Devrim belirli bir toplum düzeninde sınıf mücadelesinin temel çelişkisinin köklü çözümüdür. Sınıf mücadelesinin parametreleri vardır. Bunlar temel çelişki bağlamında sorunlar üretir. Bu sorunların köklü çözümünden uzak bir şekilde egemen yapı güncel politikalarla düzeni sürekli yenileme, sömürü koşullarını yeniden üretme ihtiyacı hisseder ve her güncel politika parametrelere bağımlı olarak kitlelerin yaşamında yeni sorunlar yaratır. Bu güncel politikalar emek sömürüsünden, hak gasplarına, inanç ve kültürel baskılardan, ulusal baskıya çok çeşitli süreçlerin somut karşılığı olarak toplum yaşamında kendine yer edinir. Geniş yığınlar çeşitli türden adaletsizliği, adaletsizliklerin üreticisi olan egemen sömürücü sınıfların gerçekliğini kendi pratikleri ile zaten günlük olarak tecrübe etmekteler. Kitlelerin yaşayarak tecrübe ettikleri bu pratiklerin her gerçekleşmesinde adaletsizliğe uğrayanlar genellikle acil çözüm ihtiyacı duyarlar. Unutmayalım ki yaşanan bu türden her sorun, her çelişki devrimin görevi kapsamındadır ve kitlelerin çelişkilerine, sorunlarına öncelikle bu bakış açısıyla yaklaşma, müdahil olma ve önderlik etme zorunluluğumuz vardır. Bu çelişkileri devrimin kaldıracı haline getirerek kitleleri yaşadıkları sorunlar özgülünde gerçek çözüm adresi olan devrim mücadelesine seferber etmekle yükümlüyüz.

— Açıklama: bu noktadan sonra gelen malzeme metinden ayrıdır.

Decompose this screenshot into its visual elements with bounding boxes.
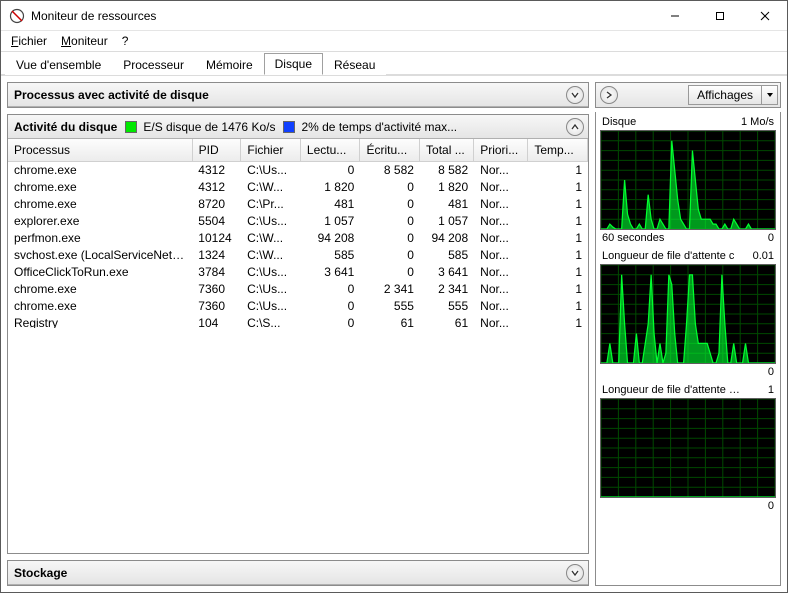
graph-scale: 1 Mo/s bbox=[741, 116, 774, 128]
stat-active: 2% de temps d'activité max... bbox=[301, 120, 457, 134]
maximize-button[interactable] bbox=[697, 1, 742, 30]
chevron-up-icon[interactable] bbox=[566, 118, 584, 136]
section-title: Stockage bbox=[14, 566, 67, 580]
table-row[interactable]: Registry104C:\S...06161Nor...1 bbox=[8, 315, 588, 328]
tabstrip: Vue d'ensemble Processeur Mémoire Disque… bbox=[1, 51, 787, 75]
col-pid[interactable]: PID bbox=[192, 139, 241, 161]
menubar: Fichier Moniteur ? bbox=[1, 31, 787, 51]
graph-disk: Disque 1 Mo/s 60 secondes 0 bbox=[600, 116, 776, 244]
graph-scale: 1 bbox=[768, 384, 774, 396]
main-area: Processus avec activité de disque Activi… bbox=[1, 75, 787, 592]
graph-queue-d: Longueur de file d'attente d... 1 0 bbox=[600, 384, 776, 512]
table-header: Processus PID Fichier Lectu... Écritu...… bbox=[8, 139, 588, 161]
col-file[interactable]: Fichier bbox=[241, 139, 301, 161]
legend-blue-icon bbox=[283, 121, 295, 133]
graph-scale: 0.01 bbox=[753, 250, 774, 262]
graph-footer-right: 0 bbox=[768, 500, 774, 512]
chevron-down-icon[interactable] bbox=[566, 86, 584, 104]
views-button[interactable]: Affichages bbox=[688, 85, 778, 105]
graph-queue-c: Longueur de file d'attente c 0.01 0 bbox=[600, 250, 776, 378]
activity-body: Processus PID Fichier Lectu... Écritu...… bbox=[8, 139, 588, 553]
graph-canvas bbox=[600, 130, 776, 230]
col-total[interactable]: Total ... bbox=[420, 139, 474, 161]
activity-table: Processus PID Fichier Lectu... Écritu...… bbox=[8, 139, 588, 162]
tab-disk[interactable]: Disque bbox=[264, 53, 323, 75]
views-header: Affichages bbox=[595, 82, 781, 108]
graph-title: Disque bbox=[602, 116, 636, 128]
col-resp[interactable]: Temp... bbox=[528, 139, 588, 161]
chevron-right-icon[interactable] bbox=[600, 86, 618, 104]
graph-footer-right: 0 bbox=[768, 366, 774, 378]
titlebar: Moniteur de ressources bbox=[1, 1, 787, 31]
menu-monitor[interactable]: Moniteur bbox=[55, 32, 114, 50]
panel-storage-header[interactable]: Stockage bbox=[8, 561, 588, 585]
graphs-container[interactable]: Disque 1 Mo/s 60 secondes 0 Longueur de … bbox=[595, 112, 781, 586]
graph-footer-left: 60 secondes bbox=[602, 232, 664, 244]
panel-processes-header[interactable]: Processus avec activité de disque bbox=[8, 83, 588, 107]
table-row[interactable]: chrome.exe4312C:\Us...08 5828 582Nor...1 bbox=[8, 162, 588, 179]
table-row[interactable]: chrome.exe8720C:\Pr...4810481Nor...1 bbox=[8, 196, 588, 213]
window-title: Moniteur de ressources bbox=[31, 9, 652, 23]
graph-title: Longueur de file d'attente c bbox=[602, 250, 734, 262]
section-title: Activité du disque bbox=[14, 120, 117, 134]
col-image[interactable]: Processus bbox=[8, 139, 192, 161]
graph-footer-right: 0 bbox=[768, 232, 774, 244]
table-row[interactable]: chrome.exe7360C:\Us...0555555Nor...1 bbox=[8, 298, 588, 315]
legend-green-icon bbox=[125, 121, 137, 133]
menu-help[interactable]: ? bbox=[116, 32, 135, 50]
graph-title: Longueur de file d'attente d... bbox=[602, 384, 742, 396]
table-row[interactable]: chrome.exe4312C:\W...1 82001 820Nor...1 bbox=[8, 179, 588, 196]
close-button[interactable] bbox=[742, 1, 787, 30]
graph-canvas bbox=[600, 398, 776, 498]
views-label: Affichages bbox=[689, 88, 761, 102]
menu-file[interactable]: Fichier bbox=[5, 32, 53, 50]
tab-memory[interactable]: Mémoire bbox=[195, 54, 264, 75]
panel-activity-header[interactable]: Activité du disque E/S disque de 1476 Ko… bbox=[8, 115, 588, 139]
table-scroll[interactable]: chrome.exe4312C:\Us...08 5828 582Nor...1… bbox=[8, 162, 588, 328]
app-icon bbox=[9, 8, 25, 24]
right-pane: Affichages Disque 1 Mo/s bbox=[595, 76, 787, 592]
panel-storage: Stockage bbox=[7, 560, 589, 586]
tab-network[interactable]: Réseau bbox=[323, 54, 386, 75]
left-pane: Processus avec activité de disque Activi… bbox=[1, 76, 589, 592]
graph-canvas bbox=[600, 264, 776, 364]
dropdown-arrow-icon[interactable] bbox=[761, 86, 777, 104]
resource-monitor-window: Moniteur de ressources Fichier Moniteur … bbox=[0, 0, 788, 593]
col-write[interactable]: Écritu... bbox=[360, 139, 420, 161]
tab-overview[interactable]: Vue d'ensemble bbox=[5, 54, 112, 75]
panel-disk-activity: Activité du disque E/S disque de 1476 Ko… bbox=[7, 114, 589, 554]
minimize-button[interactable] bbox=[652, 1, 697, 30]
stat-io: E/S disque de 1476 Ko/s bbox=[143, 120, 275, 134]
chevron-down-icon[interactable] bbox=[566, 564, 584, 582]
table-row[interactable]: OfficeClickToRun.exe3784C:\Us...3 64103 … bbox=[8, 264, 588, 281]
col-read[interactable]: Lectu... bbox=[300, 139, 360, 161]
table-row[interactable]: svchost.exe (LocalServiceNetw...1324C:\W… bbox=[8, 247, 588, 264]
col-priority[interactable]: Priori... bbox=[474, 139, 528, 161]
table-row[interactable]: explorer.exe5504C:\Us...1 05701 057Nor..… bbox=[8, 213, 588, 230]
tab-cpu[interactable]: Processeur bbox=[112, 54, 195, 75]
section-title: Processus avec activité de disque bbox=[14, 88, 209, 102]
table-row[interactable]: chrome.exe7360C:\Us...02 3412 341Nor...1 bbox=[8, 281, 588, 298]
table-row[interactable]: perfmon.exe10124C:\W...94 208094 208Nor.… bbox=[8, 230, 588, 247]
panel-processes: Processus avec activité de disque bbox=[7, 82, 589, 108]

Bu, her şeyden önce kendimizi çelişkinin bir parçası olarak görmekten geçer. Bunu başarabilmenin ön koşulu kitlelerin içinde olmaktır. Bunu yapamadığımız oranda ne kitlelerin sorunlarına vâkıf olabilir ne de çözüm için politika belirleyebiliriz. Proleter devrimciler hata ve eksikliklerini ortaya koymada cesur, onu değiştirme iradesini gösterebilme pratiğinde ise tutarlı olmalıdır. Bir sorunu ortaya koymak tek başına bir anlam ifade etmez. Önemli olan eksik ve zaafların üzerine gitmek, değiştirmek ve ileriye doğru gelişmektir. İçinde bulunduğumuz koşullarda kitlelere bırakalım önderlik görevimizi yerine getirebilmeyi, onlarla ilişkilenme sorunu yaşadığımızı açık yüreklilikle ortaya koymamız gerekmektedir. Bu ilişkilenme sorunumuz basite alınabilecek bir sorun değil, gelişimimizin önündeki temel engellerden, zaaflardan birisidir.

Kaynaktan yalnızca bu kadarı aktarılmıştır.